The Pros and Cons of Losing an Hour of Daylight in the Fall

It happens every year, although many of us are not exactly sure when, how or where we change our clocks in the fall, losing an hour of daylight in the evening, but gaining an hour in the morning. There are a handful of reasons to support Daylight Saving Time, but there even more reasons why it’s an idea whose time has come – and gone.

– Pros

Great for morning people:
“Moving” a hour of light to the start of the day is great for morning people, giving them more time to garden, golf or walk the dog. (Personally, I suggest they get up a bit earlier.)

Reminder to do…:
There are several things we need to do on a regular basis – change the oil in the car, the batteries in the smoke detectors, test the generator or clean out the refrigerator. The clock change is a great reminder to ensure these routine tasks are accomplished, and in the fall we have an extra hour to get more things done. (If you can get all that done in an hour, I’m impressed!)

Some business benefit:
If power consumption goes up, certainly energy companies will benefit financially. With less daylight in the evening, people may be more tempted to stay late at work, which would benefit their employers. Business which provide indoor entertainment – theaters, arcades, casinos – would also benefit as people have less time in the evening to enjoy the out-of-doors. (Wouldn’t we all be heading inside anyway…?)

– Cons

Spring-ahead, fall-back or is it the other way around? Daylight Saving Time is a way of life for most of us, but with recent changes in the laws changing the date from the last Sunday in October to the first Sunday in November, many of us are confused as to how and when the clocks should change. Our VCRs and PCs are even more confused, as many were programed before the law was changed.

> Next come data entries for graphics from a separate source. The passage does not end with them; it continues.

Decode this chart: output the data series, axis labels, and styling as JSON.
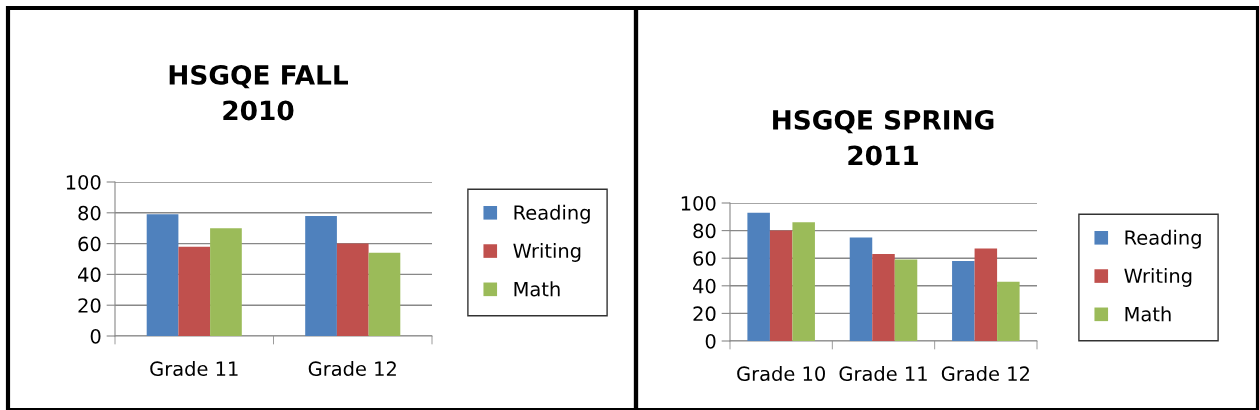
{
  "chart_data": [
    {
      "type": "bar",
      "title": "HSGQE FALL\n2010",
      "categories": [
        "Grade 11",
        "Grade 12"
      ],
      "series": [
        {
          "name": "Reading",
          "color": "#4f81bd",
          "values": [
            79,
            78
          ]
        },
        {
          "name": "Writing",
          "color": "#c0504d",
          "values": [
            58,
            60
          ]
        },
        {
          "name": "Math",
          "color": "#9bbb59",
          "values": [
            70,
            54
          ]
        }
      ],
      "ylim": [
        0,
        100
      ],
      "yticks": [
        0,
        20,
        40,
        60,
        80,
        100
      ],
      "grid": "y",
      "legend": "right"
    },
    {
      "type": "bar",
      "title": "HSGQE SPRING\n2011",
      "categories": [
        "Grade 10",
        "Grade 11",
        "Grade 12"
      ],
      "series": [
        {
          "name": "Reading",
          "color": "#4f81bd",
          "values": [
            93,
            75,
            58
          ]
        },
        {
          "name": "Writing",
          "color": "#c0504d",
          "values": [
            80,
            63,
            67
          ]
        },
        {
          "name": "Math",
          "color": "#9bbb59",
          "values": [
            86,
            59,
            43
          ]
        }
      ],
      "ylim": [
        0,
        100
      ],
      "yticks": [
        0,
        20,
        40,
        60,
        80,
        100
      ],
      "grid": "y",
      "legend": "right"
    }
  ]
}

Further, countries who observe DST may change the time on different days, and some countries and US states (Arizona and Hawaii) and territories (Puerto Rico and the Virgin Islands) don’t change their clocks at all. Worse still, who changes and when those changes occur change too (are you confused yet?).

Checking the change:
While most of us and most of our technology change smoothly, time-sensitive businesses and services (hospitals, TV stations, security firms, banks, transportation services) must carefully monitor the change to make sure it happens correctly.

And how many of us have forgotten and showed up late (or early) for work or an important appointment?

Energy consumption:
While saving energy is touted as one of the big pluses of Day Light Saving time, a study by the University of California shows that energy use actually increases! There are numerous other studies with varying results, but the bottom line is, if it’s dark earlier, you’ll probably be using more energy.

Psychological effects:
Humans and animals have biological clocks which tell them when to eat and sleep, when to be more alert and when to relax. Changing the time twice a year throws our biological clocks off, and physical and mental problems are often the result, at least for the first week or two after the time change. There is evidence of an increase in accidents too.

And while humans can at least attempt to rationalize our discomfort, how do you explain to your dog or a stable full of horses that their dinner is late because the time “changed”?

Looking at some of the polls, studies and editorial articles on the subject of Daylight Saving Time, it appears that most of us don’t like the change in time, spring or fall, even if we “gain” an hour in the autumn. Time changing is problematic at best, and there are too few benefits to justify the effort, expense and confusion. An idea that was proposed over 200 years ago in jest is no longer applicable to our modern times, and maybe it’s time for us to change with the times.